Enthousiasmée par le rock progressif anglais, l'Italie a connu un phénomène de syncrétisme musical dans les années 70. Trois groupes ayant réussi à s'exporter au-delà des frontières transalpines se sont distingués : le pionnier Le Orme, et les deux virtuoses Premiata Forneria Marconi et Banco del Muttuo Soccorso. Autour de ces formations, gravitait une nébuleuse de groupes dont l'influence ne fut pas négligeable, mais dont le succès a été plus confidentiel. Area est l'un d'entre eux. Formé en 1972 par le chanteur d'origine grecque Demetrio Stratos et le batteur Giulio Capiozzo, le groupe sera plus tard rejoint par le bassiste niçois Patrick Djivas (futur membre de Premiata Forneria Marconi). ''Arbeit Macht Frei'' ('Le travail rend libre') emprunte son titre à l'inscription allemande figurant à l'entrée du camp de concentration d'Auschwitz. Le groupe revendique un engagement politique de gauche (le premier titre de leur album sera d'ailleurs censuré de sa dernière partie, rappelant avec malice Septembre Noir).
Ce premier essai occupe une place encore délicate entre rock progressif et jazz fusion. Si la plus longue piste culmine à un peu moins de dix minutes, la durée moyenne de l'album est assez courte : 36 minutes. L'une des grandes réussites de celui-ci réside dans la voix puissante
de son chanteur, mise à égalité des autres instruments. Les
prouesses vocales de Demetrio Stratos sont certes remarquables mais les
oreilles de l'auditeur devront faire un choix quasi matrimonial. Dans
'L'abbatimiento dello Zeppelin', version expérimentale de 'Whole lotta
love' de Led Zeppelin (que le groupe devait apprendre à
jouer pour pouvoir conserver sa place dans un club), les vocalises de Stratos se placent entre Robert Wyatt et... Tarzan!
Ces contrastes extrêmes se retrouvent dans la musicalité du groupe que l'on pourrait qualifier d'imprévisible. Il dicte ses règles qui peuvent parfois apparaître improvisées, expérimentant au-delà du rock progressif et du jazz. Ce brio n'est pas toujours assumé comme par exemple le titre éponyme qui se perd d'abord dans une démonstration soporifique de percussions rappelant plutôt le King Crimson de la seconde partie de 'Moonchild', avant d'être sauvé par sa basse et son saxophone (la mainmise de cet instrument plane sur les morceaux, en particulier grâce à son jeu nerveux sur '240 cilometri da Smire qui rappelle David Jackson).

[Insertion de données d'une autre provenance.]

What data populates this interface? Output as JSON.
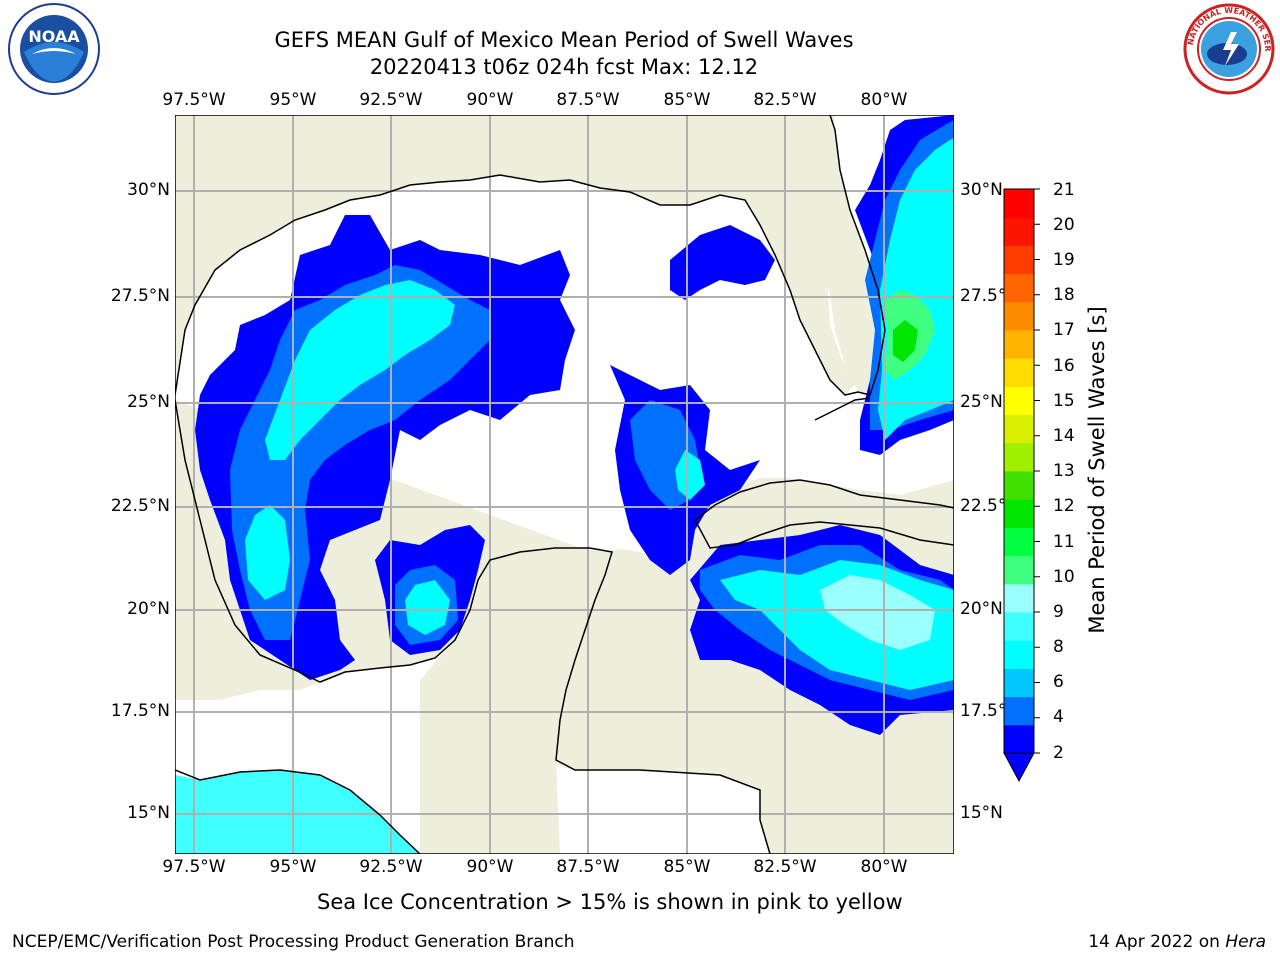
{
  "header": {
    "title_line1": "GEFS MEAN Gulf of Mexico Mean Period of Swell Waves",
    "title_line2": "20220413 t06z 024h fcst   Max: 12.12"
  },
  "map": {
    "lon_labels": [
      "97.5°W",
      "95°W",
      "92.5°W",
      "90°W",
      "87.5°W",
      "85°W",
      "82.5°W",
      "80°W"
    ],
    "lat_labels": [
      "30°N",
      "27.5°N",
      "25°N",
      "22.5°N",
      "20°N",
      "17.5°N",
      "15°N"
    ],
    "colors": {
      "land": "#eeeedc",
      "ocean": "#ffffff",
      "grid": "#b0b0b0",
      "coast": "#000000"
    }
  },
  "colorbar": {
    "title": "Mean Period of Swell Waves [s]",
    "ticks": [
      "2",
      "4",
      "6",
      "8",
      "9",
      "10",
      "11",
      "12",
      "13",
      "14",
      "15",
      "16",
      "17",
      "18",
      "19",
      "20",
      "21"
    ],
    "colors": [
      "#0000ff",
      "#0070ff",
      "#00c8ff",
      "#00ffff",
      "#40ffff",
      "#99ffff",
      "#40ff80",
      "#00ff40",
      "#00e600",
      "#40e000",
      "#a0ee00",
      "#d8f000",
      "#ffff00",
      "#ffdc00",
      "#ffb400",
      "#ff8c00",
      "#ff6400",
      "#ff3c00",
      "#ff1400",
      "#ff0000"
    ]
  },
  "footer": {
    "note": "Sea Ice Concentration > 15% is shown in pink to yellow",
    "left": "NCEP/EMC/Verification Post Processing Product Generation Branch",
    "right_prefix": "14 Apr 2022 on ",
    "right_host": "Hera"
  },
  "logos": {
    "noaa": "NOAA",
    "nws": "NATIONAL WEATHER SERVICE"
  }
}
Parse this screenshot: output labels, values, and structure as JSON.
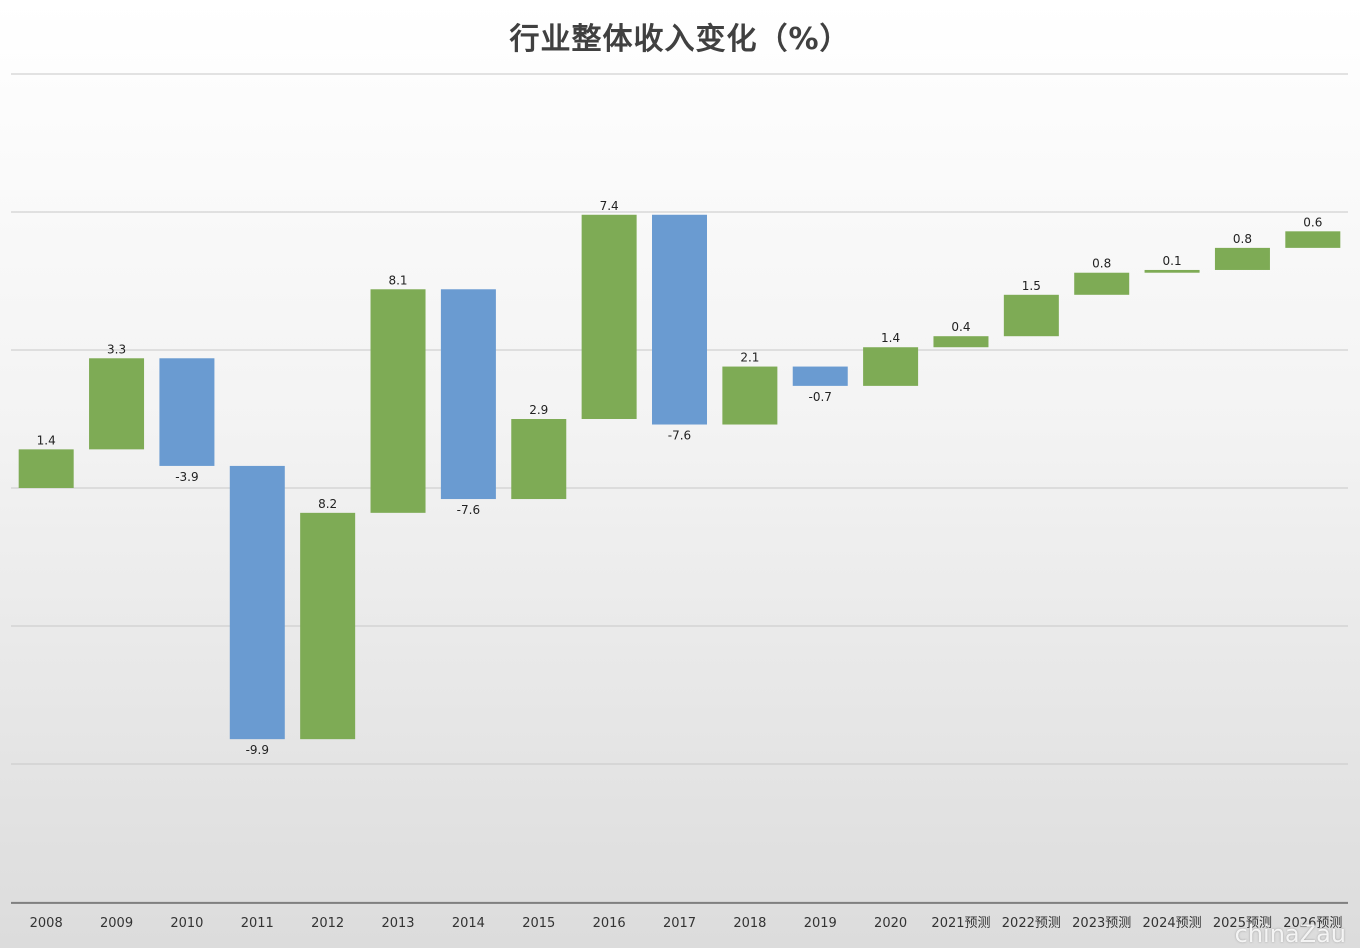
{
  "chart_data": {
    "type": "bar",
    "subtype": "waterfall",
    "title": "行业整体收入变化（%）",
    "xlabel": "",
    "ylabel": "",
    "categories": [
      "2008",
      "2009",
      "2010",
      "2011",
      "2012",
      "2013",
      "2014",
      "2015",
      "2016",
      "2017",
      "2018",
      "2019",
      "2020",
      "2021预测",
      "2022预测",
      "2023预测",
      "2024预测",
      "2025预测",
      "2026预测"
    ],
    "values": [
      1.4,
      3.3,
      -3.9,
      -9.9,
      8.2,
      8.1,
      -7.6,
      2.9,
      7.4,
      -7.6,
      2.1,
      -0.7,
      1.4,
      0.4,
      1.5,
      0.8,
      0.1,
      0.8,
      0.6
    ],
    "value_labels": [
      "1.4",
      "3.3",
      "-3.9",
      "-9.9",
      "8.2",
      "8.1",
      "-7.6",
      "2.9",
      "7.4",
      "-7.6",
      "2.1",
      "-0.7",
      "1.4",
      "0.4",
      "1.5",
      "0.8",
      "0.1",
      "0.8",
      "0.6"
    ],
    "colors": {
      "increase": "#7eab55",
      "decrease": "#6a9bd1"
    },
    "ylim": [
      -15,
      15
    ],
    "grid": true,
    "legend": "none"
  },
  "watermark": "chinaZau"
}
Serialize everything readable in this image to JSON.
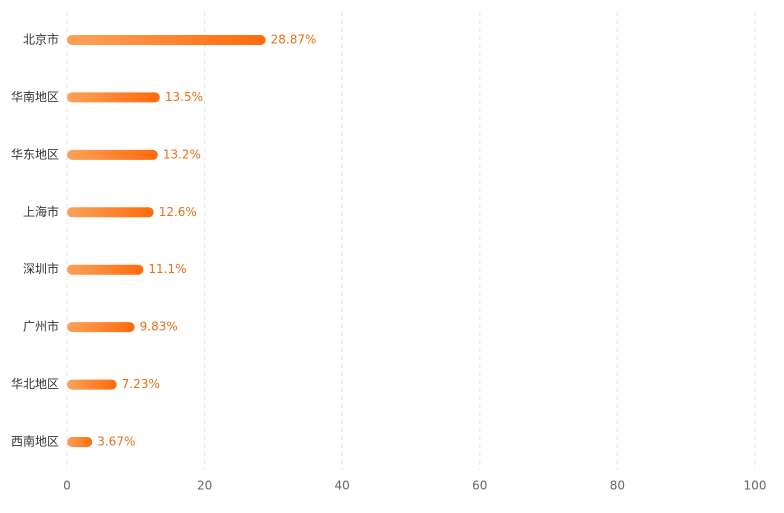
{
  "chart_data": {
    "type": "bar",
    "orientation": "horizontal",
    "categories": [
      "北京市",
      "华南地区",
      "华东地区",
      "上海市",
      "深圳市",
      "广州市",
      "华北地区",
      "西南地区"
    ],
    "values": [
      28.87,
      13.5,
      13.2,
      12.6,
      11.1,
      9.83,
      7.23,
      3.67
    ],
    "value_labels": [
      "28.87%",
      "13.5%",
      "13.2%",
      "12.6%",
      "11.1%",
      "9.83%",
      "7.23%",
      "3.67%"
    ],
    "gradient": [
      "#fba25b",
      "#ff6a0a"
    ],
    "xlim": [
      0,
      100
    ],
    "xticks": [
      0,
      20,
      40,
      60,
      80,
      100
    ],
    "grid": true
  }
}
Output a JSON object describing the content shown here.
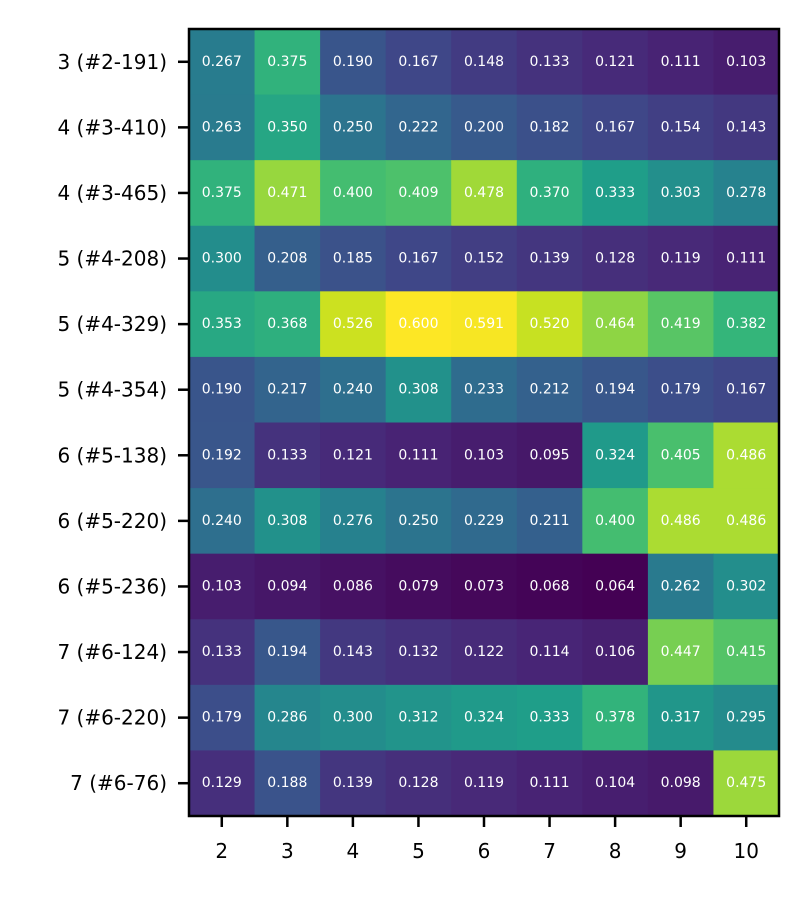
{
  "chart_data": {
    "type": "heatmap",
    "title": "",
    "xlabel": "",
    "ylabel": "",
    "x_categories": [
      "2",
      "3",
      "4",
      "5",
      "6",
      "7",
      "8",
      "9",
      "10"
    ],
    "y_categories": [
      "3 (#2-191)",
      "4 (#3-410)",
      "4 (#3-465)",
      "5 (#4-208)",
      "5 (#4-329)",
      "5 (#4-354)",
      "6 (#5-138)",
      "6 (#5-220)",
      "6 (#5-236)",
      "7 (#6-124)",
      "7 (#6-220)",
      "7 (#6-76)"
    ],
    "values": [
      [
        0.267,
        0.375,
        0.19,
        0.167,
        0.148,
        0.133,
        0.121,
        0.111,
        0.103
      ],
      [
        0.263,
        0.35,
        0.25,
        0.222,
        0.2,
        0.182,
        0.167,
        0.154,
        0.143
      ],
      [
        0.375,
        0.471,
        0.4,
        0.409,
        0.478,
        0.37,
        0.333,
        0.303,
        0.278
      ],
      [
        0.3,
        0.208,
        0.185,
        0.167,
        0.152,
        0.139,
        0.128,
        0.119,
        0.111
      ],
      [
        0.353,
        0.368,
        0.526,
        0.6,
        0.591,
        0.52,
        0.464,
        0.419,
        0.382
      ],
      [
        0.19,
        0.217,
        0.24,
        0.308,
        0.233,
        0.212,
        0.194,
        0.179,
        0.167
      ],
      [
        0.192,
        0.133,
        0.121,
        0.111,
        0.103,
        0.095,
        0.324,
        0.405,
        0.486
      ],
      [
        0.24,
        0.308,
        0.276,
        0.25,
        0.229,
        0.211,
        0.4,
        0.486,
        0.486
      ],
      [
        0.103,
        0.094,
        0.086,
        0.079,
        0.073,
        0.068,
        0.064,
        0.262,
        0.302
      ],
      [
        0.133,
        0.194,
        0.143,
        0.132,
        0.122,
        0.114,
        0.106,
        0.447,
        0.415
      ],
      [
        0.179,
        0.286,
        0.3,
        0.312,
        0.324,
        0.333,
        0.378,
        0.317,
        0.295
      ],
      [
        0.129,
        0.188,
        0.139,
        0.128,
        0.119,
        0.111,
        0.104,
        0.098,
        0.475
      ]
    ],
    "value_format": "0.000",
    "colormap": "viridis",
    "color_range": [
      0.064,
      0.6
    ],
    "show_cell_labels": true,
    "grid": false,
    "legend": "none"
  }
}
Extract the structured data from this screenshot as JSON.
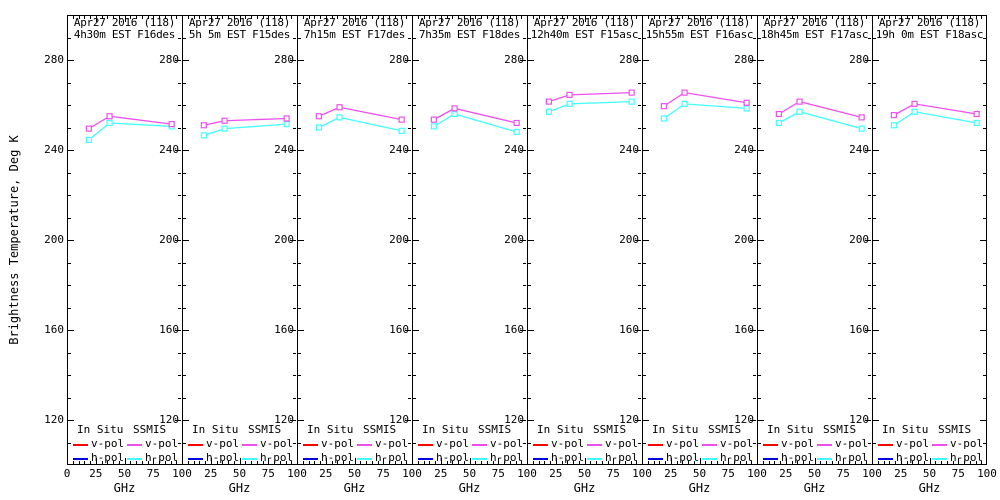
{
  "chart_data": {
    "type": "line",
    "title": "",
    "xlabel": "GHz",
    "ylabel": "Brightness Temperature, Deg K",
    "xlim": [
      0,
      100
    ],
    "ylim": [
      100,
      300
    ],
    "x_major_ticks": [
      0,
      25,
      50,
      75,
      100
    ],
    "x_minor_step": 5,
    "y_major_ticks": [
      280,
      240,
      200,
      160,
      120
    ],
    "y_minor_step": 10,
    "grid": false,
    "marker": "open-square",
    "frequencies_ghz": [
      19,
      37,
      91
    ],
    "legend": {
      "position": "bottom-inside-each-panel",
      "groups": [
        {
          "name": "In Situ",
          "entries": [
            {
              "label": "v-pol",
              "color": "#ff0000"
            },
            {
              "label": "h-pol",
              "color": "#0000dd"
            }
          ]
        },
        {
          "name": "SSMIS",
          "entries": [
            {
              "label": "v-pol",
              "color": "#ee50ee"
            },
            {
              "label": "h-pol",
              "color": "#40ffff"
            }
          ]
        }
      ]
    },
    "panels": [
      {
        "title_line1": "Apr27 2016 (118)",
        "title_line2": "4h30m EST F16des",
        "series": [
          {
            "name": "SSMIS v-pol",
            "color": "#ee50ee",
            "values": [
              249.5,
              255,
              251.5
            ]
          },
          {
            "name": "SSMIS h-pol",
            "color": "#40ffff",
            "values": [
              244.5,
              252,
              250.5
            ]
          }
        ]
      },
      {
        "title_line1": "Apr27 2016 (118)",
        "title_line2": "5h 5m EST F15des",
        "series": [
          {
            "name": "SSMIS v-pol",
            "color": "#ee50ee",
            "values": [
              251,
              253,
              254
            ]
          },
          {
            "name": "SSMIS h-pol",
            "color": "#40ffff",
            "values": [
              246.5,
              249.5,
              251.5
            ]
          }
        ]
      },
      {
        "title_line1": "Apr27 2016 (118)",
        "title_line2": "7h15m EST F17des",
        "series": [
          {
            "name": "SSMIS v-pol",
            "color": "#ee50ee",
            "values": [
              255,
              259,
              253.5
            ]
          },
          {
            "name": "SSMIS h-pol",
            "color": "#40ffff",
            "values": [
              250,
              254.5,
              248.5
            ]
          }
        ]
      },
      {
        "title_line1": "Apr27 2016 (118)",
        "title_line2": "7h35m EST F18des",
        "series": [
          {
            "name": "SSMIS v-pol",
            "color": "#ee50ee",
            "values": [
              253.5,
              258.5,
              252
            ]
          },
          {
            "name": "SSMIS h-pol",
            "color": "#40ffff",
            "values": [
              250.5,
              256,
              248
            ]
          }
        ]
      },
      {
        "title_line1": "Apr27 2016 (118)",
        "title_line2": "12h40m EST F15asc",
        "series": [
          {
            "name": "SSMIS v-pol",
            "color": "#ee50ee",
            "values": [
              261.5,
              264.5,
              265.5
            ]
          },
          {
            "name": "SSMIS h-pol",
            "color": "#40ffff",
            "values": [
              257,
              260.5,
              261.5
            ]
          }
        ]
      },
      {
        "title_line1": "Apr27 2016 (118)",
        "title_line2": "15h55m EST F16asc",
        "series": [
          {
            "name": "SSMIS v-pol",
            "color": "#ee50ee",
            "values": [
              259.5,
              265.5,
              261
            ]
          },
          {
            "name": "SSMIS h-pol",
            "color": "#40ffff",
            "values": [
              254,
              260.5,
              258.5
            ]
          }
        ]
      },
      {
        "title_line1": "Apr27 2016 (118)",
        "title_line2": "18h45m EST F17asc",
        "series": [
          {
            "name": "SSMIS v-pol",
            "color": "#ee50ee",
            "values": [
              256,
              261.5,
              254.5
            ]
          },
          {
            "name": "SSMIS h-pol",
            "color": "#40ffff",
            "values": [
              252,
              257,
              249.5
            ]
          }
        ]
      },
      {
        "title_line1": "Apr27 2016 (118)",
        "title_line2": "19h 0m EST F18asc",
        "series": [
          {
            "name": "SSMIS v-pol",
            "color": "#ee50ee",
            "values": [
              255.5,
              260.5,
              256
            ]
          },
          {
            "name": "SSMIS h-pol",
            "color": "#40ffff",
            "values": [
              251,
              257,
              252
            ]
          }
        ]
      }
    ]
  }
}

Si le caractère expérimental du groupe peut rebuter, Area a pourtant choisi d'ouvrir l'album par le progressif 'Luglio, Agosto, Settembre (nero)'. Débutant par une récitation en arabe d'un poème sur la paix, la suite devient plus énergique en reposant sur la basse grondante de Patrick Djivas, les claviers aériens et son rythme balkanique, qui annonce la world music.
Il est difficile de classer un album qui brille par son exubérance, qu'elle soit politique ou musicale. Si l'écoute de cet album s'avère exigeante, le groupe aura pourtant rempli sa mission, celle d'offrir un miroir sonore à une société manquant de cohésion sociale et de stabilité.